Chalo Dilli, on l’a dit, ne brille pas par son originalité, ayant recours à deux ficelles scénaristiques classique : le road movie et la réunion de deux personnages, ici un homme et une femme, que tout oppose. Du genre road movie, Chalo Dilli retient le côté initiatique du voyage qui permet aux personnages d’aller au-delà de leurs limites et d’en revenir transformés. Ce genre semble connaître, ces dernières années, un regain d’intérêt dans le cinéma populaire indien (Jab we met et son remake tamoul, Road, Movie, ZNMD). Quant au couple de personnages que tout oppose, mais qui doivent faire route ensemble malgré eux, cela n’est pas quelque chose de nouveau non plus, étant donné que de l’opposition des caractères découle la plupart des situations comiques. Néanmoins, Chalo Dilli se distingue de films comme la première partie de DDLJ ou de Jab we met par son dénouement : Mihika et Manu ne vont pas finir mariés, puisqu’ils le sont déjà chacun de leur côté. Autrement dit, Chalo Dilli est une comédie, mais pas une comédie romantique.
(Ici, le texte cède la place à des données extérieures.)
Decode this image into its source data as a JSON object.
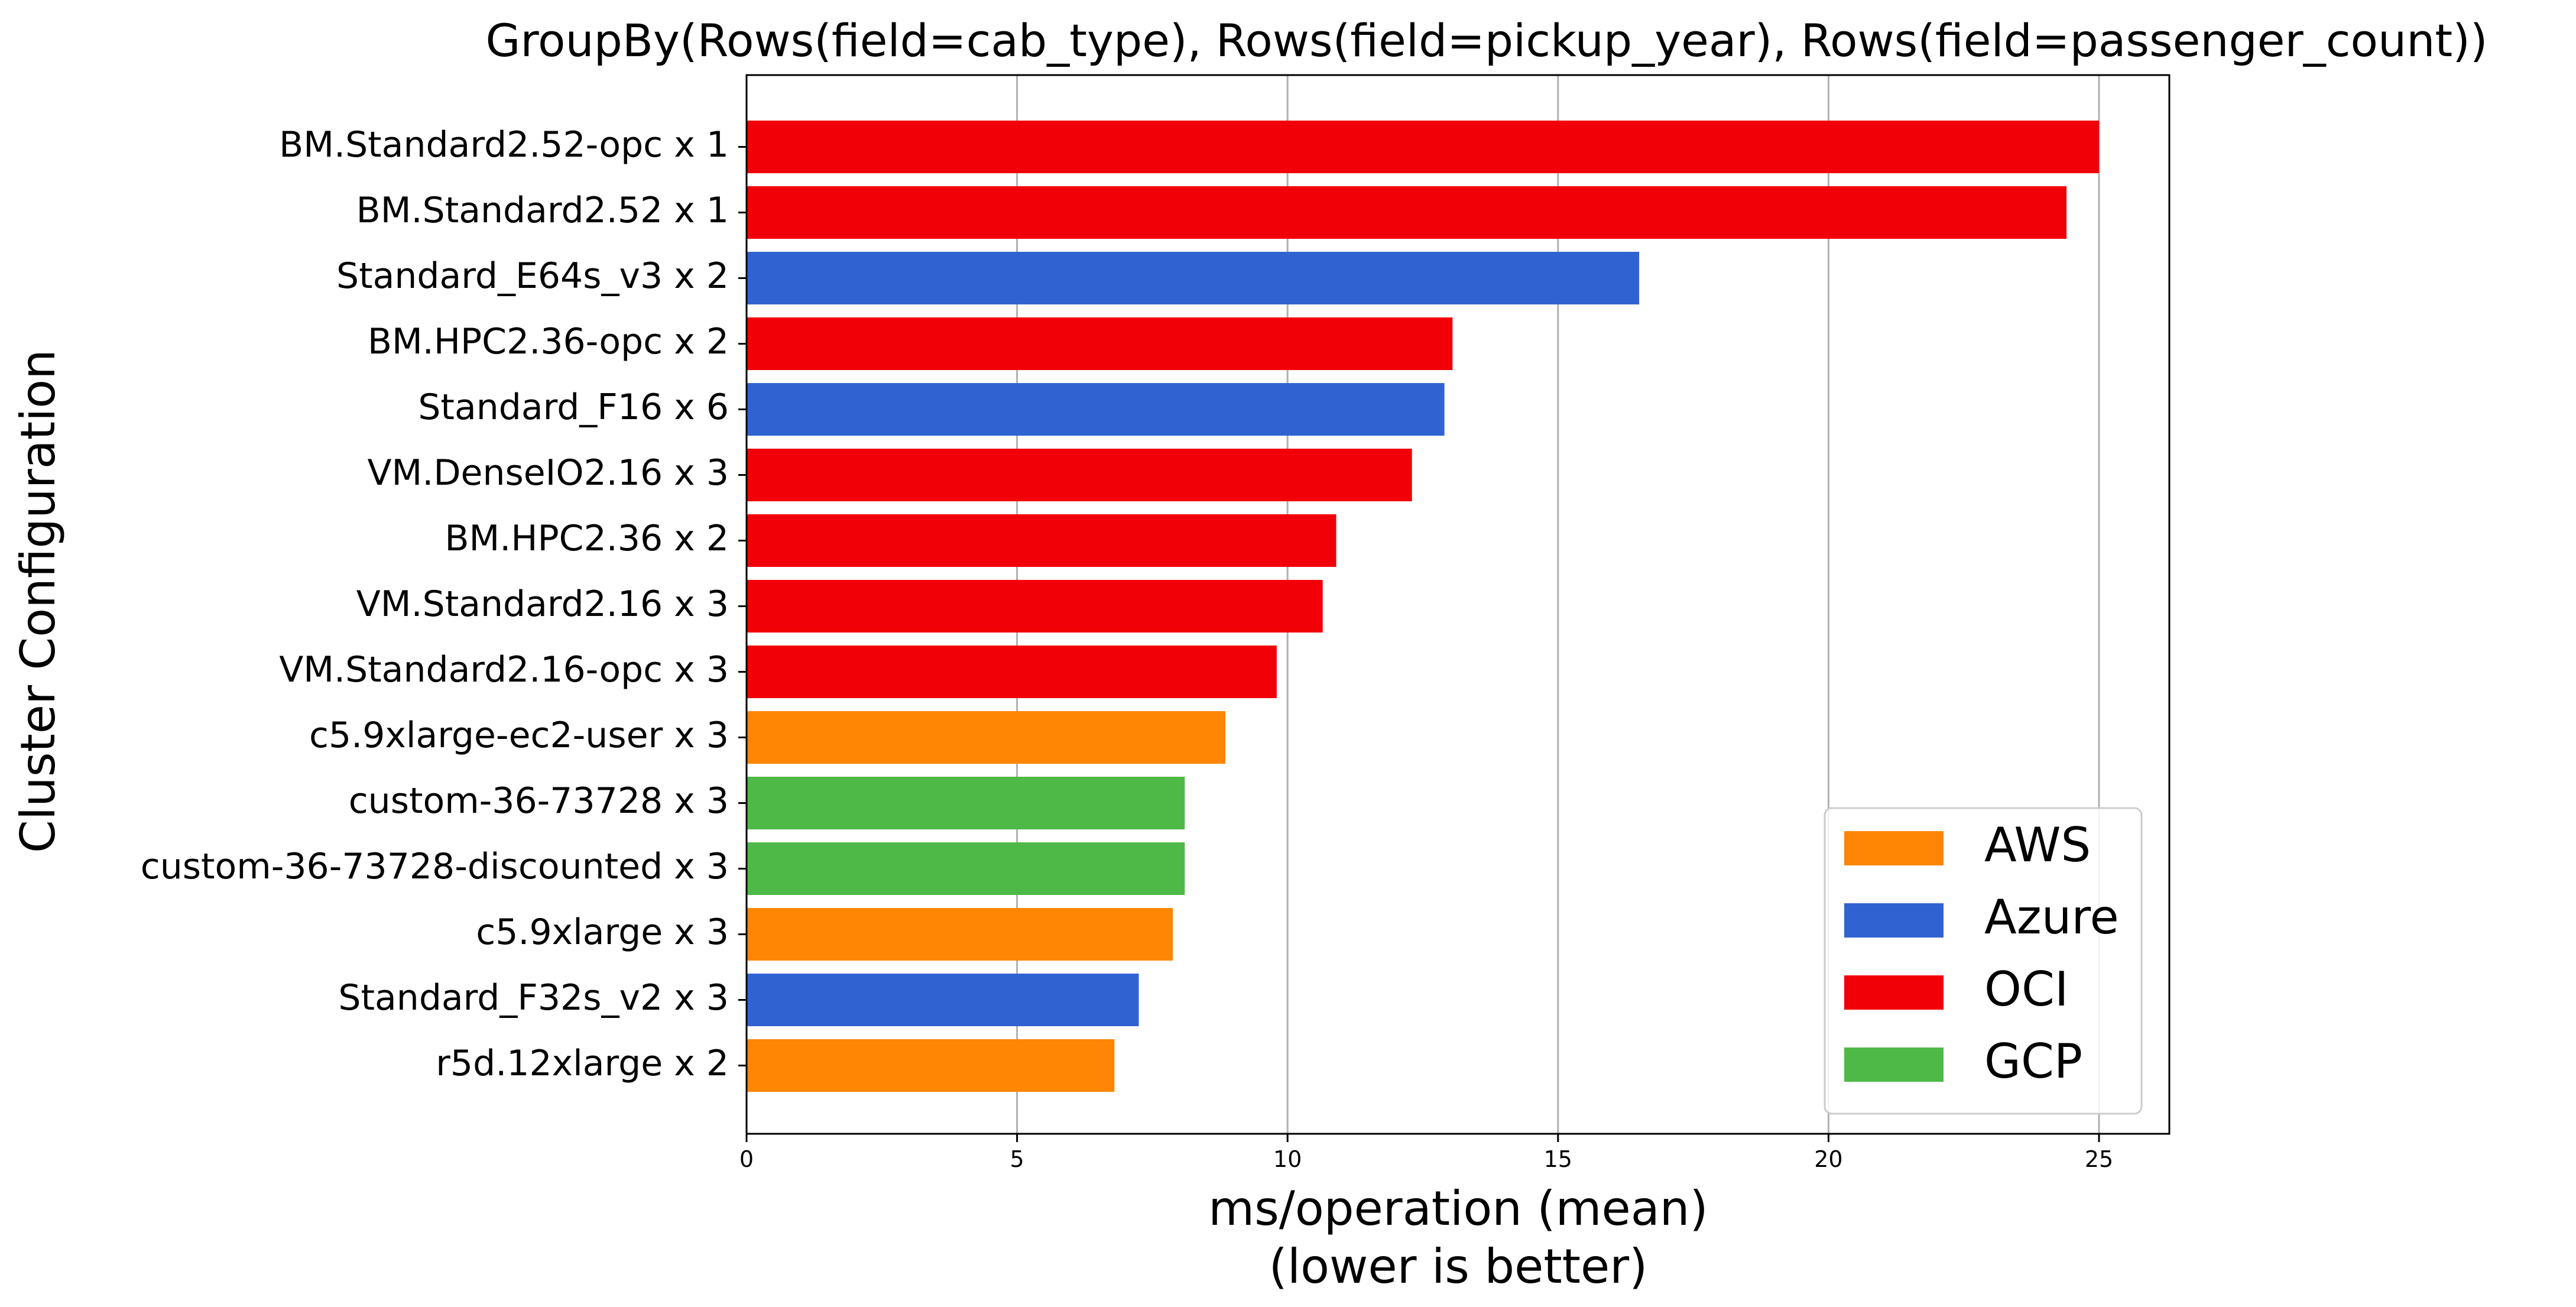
{
  "chart_data": {
    "type": "bar",
    "orientation": "horizontal",
    "title": "GroupBy(Rows(field=cab_type), Rows(field=pickup_year), Rows(field=passenger_count))",
    "xlabel": "ms/operation (mean)",
    "xlabel_sub": "(lower is better)",
    "ylabel": "Cluster Configuration",
    "xlim": [
      0,
      26.3
    ],
    "xticks": [
      0,
      5,
      10,
      15,
      20,
      25
    ],
    "grid": "x",
    "legend_position": "lower-right",
    "colors": {
      "AWS": "#ff8505",
      "Azure": "#3063d1",
      "OCI": "#f20007",
      "GCP": "#4eb946"
    },
    "legend": [
      "AWS",
      "Azure",
      "OCI",
      "GCP"
    ],
    "bars": [
      {
        "label": "BM.Standard2.52-opc x 1",
        "value": 25.0,
        "provider": "OCI"
      },
      {
        "label": "BM.Standard2.52 x 1",
        "value": 24.4,
        "provider": "OCI"
      },
      {
        "label": "Standard_E64s_v3 x 2",
        "value": 16.5,
        "provider": "Azure"
      },
      {
        "label": "BM.HPC2.36-opc x 2",
        "value": 13.05,
        "provider": "OCI"
      },
      {
        "label": "Standard_F16 x 6",
        "value": 12.9,
        "provider": "Azure"
      },
      {
        "label": "VM.DenseIO2.16 x 3",
        "value": 12.3,
        "provider": "OCI"
      },
      {
        "label": "BM.HPC2.36 x 2",
        "value": 10.9,
        "provider": "OCI"
      },
      {
        "label": "VM.Standard2.16 x 3",
        "value": 10.65,
        "provider": "OCI"
      },
      {
        "label": "VM.Standard2.16-opc x 3",
        "value": 9.8,
        "provider": "OCI"
      },
      {
        "label": "c5.9xlarge-ec2-user x 3",
        "value": 8.85,
        "provider": "AWS"
      },
      {
        "label": "custom-36-73728 x 3",
        "value": 8.1,
        "provider": "GCP"
      },
      {
        "label": "custom-36-73728-discounted x 3",
        "value": 8.1,
        "provider": "GCP"
      },
      {
        "label": "c5.9xlarge x 3",
        "value": 7.88,
        "provider": "AWS"
      },
      {
        "label": "Standard_F32s_v2 x 3",
        "value": 7.25,
        "provider": "Azure"
      },
      {
        "label": "r5d.12xlarge x 2",
        "value": 6.8,
        "provider": "AWS"
      }
    ]
  }
}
Le romantisme est d’ailleurs évacué du film pour ne laisser place au départ qu’à l’antagonisme, puis à la franche amitié une fois les épreuves passées.
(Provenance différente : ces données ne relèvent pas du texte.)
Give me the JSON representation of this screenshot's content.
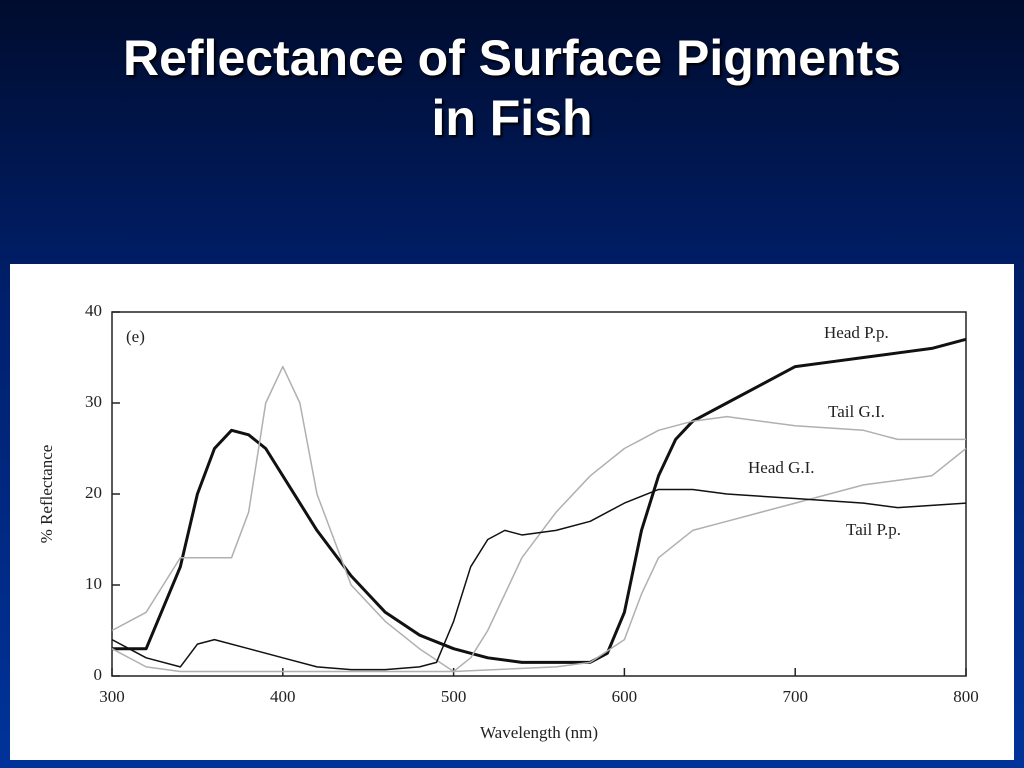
{
  "chart_data": {
    "type": "line",
    "title": "Reflectance of Surface Pigments in Fish",
    "panel_label": "(e)",
    "x_label": "Wavelength (nm)",
    "y_label": "% Reflectance",
    "xlim": [
      300,
      800
    ],
    "ylim": [
      0,
      40
    ],
    "xticks": [
      300,
      400,
      500,
      600,
      700,
      800
    ],
    "yticks": [
      0,
      10,
      20,
      30,
      40
    ],
    "legend": "inline",
    "series": [
      {
        "name": "Head P.p.",
        "color": "#111111",
        "line_width": 3,
        "x": [
          300,
          320,
          340,
          350,
          360,
          370,
          380,
          390,
          400,
          420,
          440,
          460,
          480,
          500,
          520,
          540,
          560,
          580,
          590,
          600,
          610,
          620,
          630,
          640,
          660,
          680,
          700,
          720,
          740,
          760,
          780,
          800
        ],
        "values": [
          3,
          3,
          12,
          20,
          25,
          27,
          26.5,
          25,
          22,
          16,
          11,
          7,
          4.5,
          3,
          2,
          1.5,
          1.5,
          1.5,
          2.5,
          7,
          16,
          22,
          26,
          28,
          30,
          32,
          34,
          34.5,
          35,
          35.5,
          36,
          37
        ]
      },
      {
        "name": "Tail G.I.",
        "color": "#b0b0b0",
        "line_width": 1.5,
        "x": [
          300,
          320,
          330,
          340,
          360,
          370,
          380,
          390,
          400,
          410,
          420,
          440,
          460,
          480,
          500,
          510,
          520,
          530,
          540,
          560,
          580,
          600,
          620,
          640,
          660,
          680,
          700,
          740,
          760,
          800
        ],
        "values": [
          5,
          7,
          10,
          13,
          13,
          13,
          18,
          30,
          34,
          30,
          20,
          10,
          6,
          3,
          0.5,
          2,
          5,
          9,
          13,
          18,
          22,
          25,
          27,
          28,
          28.5,
          28,
          27.5,
          27,
          26,
          26
        ]
      },
      {
        "name": "Head G.I.",
        "color": "#b0b0b0",
        "line_width": 1.5,
        "x": [
          300,
          320,
          340,
          400,
          500,
          560,
          580,
          600,
          610,
          620,
          640,
          660,
          700,
          740,
          780,
          800
        ],
        "values": [
          3,
          1,
          0.5,
          0.5,
          0.5,
          1,
          1.5,
          4,
          9,
          13,
          16,
          17,
          19,
          21,
          22,
          25
        ]
      },
      {
        "name": "Tail P.p.",
        "color": "#111111",
        "line_width": 1.5,
        "x": [
          300,
          320,
          340,
          350,
          360,
          380,
          400,
          420,
          440,
          460,
          480,
          490,
          500,
          510,
          520,
          530,
          540,
          560,
          580,
          600,
          620,
          640,
          660,
          700,
          740,
          760,
          800
        ],
        "values": [
          4,
          2,
          1,
          3.5,
          4,
          3,
          2,
          1,
          0.7,
          0.7,
          1,
          1.5,
          6,
          12,
          15,
          16,
          15.5,
          16,
          17,
          19,
          20.5,
          20.5,
          20,
          19.5,
          19,
          18.5,
          19
        ]
      }
    ]
  }
}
En effet, notre débonnaire Manu, qui est loin de se mettre la rate au court-bouillon et qui, à toute nouvelle épreuve, oppose un « ce n’est pas si grave » (« it’s not a big deal » dans le texte des sous-titres anglais), va parvenir au terme de ce long périple à dérider notre femme d’affaires stressée et très attachée à ses principes (soit son sac de marque, ses hauts talons et sa bouteille d’eau minérale). Il va même au-delà, notre bon Manu, en faisant comprendre à cette femme beaucoup trop matérialiste (son côté occidentalisé) que les choses simples de la vie, la beauté d’un lever de soleil, les saveurs authentiques de la cuisine rurale, l’amour des siens et leur santé, etc., sont bien plus importants que les contretemps d’un voyage ou des chaussures de marque.
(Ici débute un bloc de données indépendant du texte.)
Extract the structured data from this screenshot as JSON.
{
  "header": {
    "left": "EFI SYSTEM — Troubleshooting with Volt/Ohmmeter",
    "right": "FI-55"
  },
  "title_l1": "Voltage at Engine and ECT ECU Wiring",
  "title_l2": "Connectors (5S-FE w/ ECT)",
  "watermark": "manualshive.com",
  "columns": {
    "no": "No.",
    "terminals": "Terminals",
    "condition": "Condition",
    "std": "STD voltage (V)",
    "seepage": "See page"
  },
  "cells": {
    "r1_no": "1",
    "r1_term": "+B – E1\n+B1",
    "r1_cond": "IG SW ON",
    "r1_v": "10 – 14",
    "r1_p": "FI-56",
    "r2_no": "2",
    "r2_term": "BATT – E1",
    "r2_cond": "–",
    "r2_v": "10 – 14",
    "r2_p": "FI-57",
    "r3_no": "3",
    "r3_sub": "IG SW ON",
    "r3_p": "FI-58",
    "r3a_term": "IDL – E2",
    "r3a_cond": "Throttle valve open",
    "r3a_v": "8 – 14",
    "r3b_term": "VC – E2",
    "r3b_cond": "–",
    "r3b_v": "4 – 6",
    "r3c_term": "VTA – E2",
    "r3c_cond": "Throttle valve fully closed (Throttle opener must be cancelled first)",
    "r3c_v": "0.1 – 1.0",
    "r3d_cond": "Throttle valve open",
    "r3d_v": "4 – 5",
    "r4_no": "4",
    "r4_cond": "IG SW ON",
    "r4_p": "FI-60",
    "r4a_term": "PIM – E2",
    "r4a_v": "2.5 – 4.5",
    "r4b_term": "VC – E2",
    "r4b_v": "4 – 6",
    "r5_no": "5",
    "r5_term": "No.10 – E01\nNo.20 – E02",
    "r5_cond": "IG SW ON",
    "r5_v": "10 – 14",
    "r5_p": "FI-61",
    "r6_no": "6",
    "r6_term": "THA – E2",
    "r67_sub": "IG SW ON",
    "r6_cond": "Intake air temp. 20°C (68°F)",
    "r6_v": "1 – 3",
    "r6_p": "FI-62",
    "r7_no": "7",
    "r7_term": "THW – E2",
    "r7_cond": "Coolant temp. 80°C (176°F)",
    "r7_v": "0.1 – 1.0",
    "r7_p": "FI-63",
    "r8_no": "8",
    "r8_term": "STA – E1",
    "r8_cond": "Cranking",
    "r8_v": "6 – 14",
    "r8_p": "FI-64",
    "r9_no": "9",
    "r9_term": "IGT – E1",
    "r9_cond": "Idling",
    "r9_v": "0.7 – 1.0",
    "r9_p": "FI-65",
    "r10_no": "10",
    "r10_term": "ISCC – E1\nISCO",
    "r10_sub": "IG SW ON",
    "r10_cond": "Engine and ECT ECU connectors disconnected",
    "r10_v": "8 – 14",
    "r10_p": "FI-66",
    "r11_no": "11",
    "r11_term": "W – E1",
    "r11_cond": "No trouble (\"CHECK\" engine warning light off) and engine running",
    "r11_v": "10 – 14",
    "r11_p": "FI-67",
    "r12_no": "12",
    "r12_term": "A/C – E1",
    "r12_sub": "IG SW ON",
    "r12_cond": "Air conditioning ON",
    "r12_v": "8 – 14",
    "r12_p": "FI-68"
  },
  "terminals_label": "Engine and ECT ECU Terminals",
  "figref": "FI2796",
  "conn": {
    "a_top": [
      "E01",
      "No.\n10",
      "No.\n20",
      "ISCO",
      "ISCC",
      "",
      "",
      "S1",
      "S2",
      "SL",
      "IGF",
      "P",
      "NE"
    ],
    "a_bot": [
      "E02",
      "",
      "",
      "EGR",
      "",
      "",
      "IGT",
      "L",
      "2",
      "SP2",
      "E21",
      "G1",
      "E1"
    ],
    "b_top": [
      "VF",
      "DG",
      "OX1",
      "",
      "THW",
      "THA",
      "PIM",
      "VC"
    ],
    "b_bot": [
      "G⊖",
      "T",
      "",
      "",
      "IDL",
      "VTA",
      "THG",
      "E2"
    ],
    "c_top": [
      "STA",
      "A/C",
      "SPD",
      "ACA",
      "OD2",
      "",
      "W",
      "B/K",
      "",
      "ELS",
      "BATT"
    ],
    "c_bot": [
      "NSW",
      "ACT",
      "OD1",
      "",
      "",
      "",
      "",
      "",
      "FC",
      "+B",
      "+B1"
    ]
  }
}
Le couple pour le moins étonnant formé par Lara Dutta, géniale dans son rôle de femme sophistiquée maniaque de l’hygiène, et Vinay Pathak, dans l’un de ses avatars habituels (le gars débonnaire et comique au physique peu avenant), est le ressort principal de cette comédie bien rythmée à l’humour léger, même si elle n’est pas exempte de quelques recours aux blagues moins subtiles, on va dire.

La musique sans « boum-boum » (quel plaisir !), mais plutôt style bhangra, est un autre atout du film. En revanche, il n’y a pas de séquences chorégraphiées, les chansons accompagnant juste la route de nos personnages à l’exception de la reprise du numéro de Zeenat Aman dans Qurbani, Laila o Laila, ici dansé par l’item girl d’origine tchèque, Yana Gupta.

La dernière qualité du film est, comme il se doit pour un road movie, la photographie, qui met remarquablement en valeur les paysages du Rajasthan et ses habitants aux habits colorés. De sorte que si vous regardez le film et qu’il ne vous emballe que moyennement, vous n’aurez pas tout perdu en voyageant sur les petites routes du Rajasthan, ou bien dans la deuxième classe d’un train bondé avec les vendeurs ambulants venant proposer leur marchandise aux arrêts des petites gares.

À plusieurs reprises, lors de chroniques de films diverses, j’ai fait état de cette période où les productions hindies péchaient pas leur côté standardisé/ insipide ou trop occidentalisé. C’est en fait l’année 2010 qui a été marquée par cette tendance, l’année 2011 s’étant révélée être un bon cru.

Pour finir, je tiens à signaler aux lecteurs qui découvriraient ce petit film sympathique grâce à cette chronique que c’est mon cher et tendre (alias mon mari) qu’il faut remercier pour cette trouvaille à côté de laquelle je serais passée tant le film a été exploité sans tambour ni trompettes. Mon cher et tendre n’est pas amateur de films indiens, loin s’en faut, il n’a vu que quelques-uns des rares films qui sont sortis sur les écrans français. Néanmoins, il a passé un bon moment en le visionnant dans l’avion qui le menait à Bombay pour voyage d’affaires. J’espère que ce sera votre cas.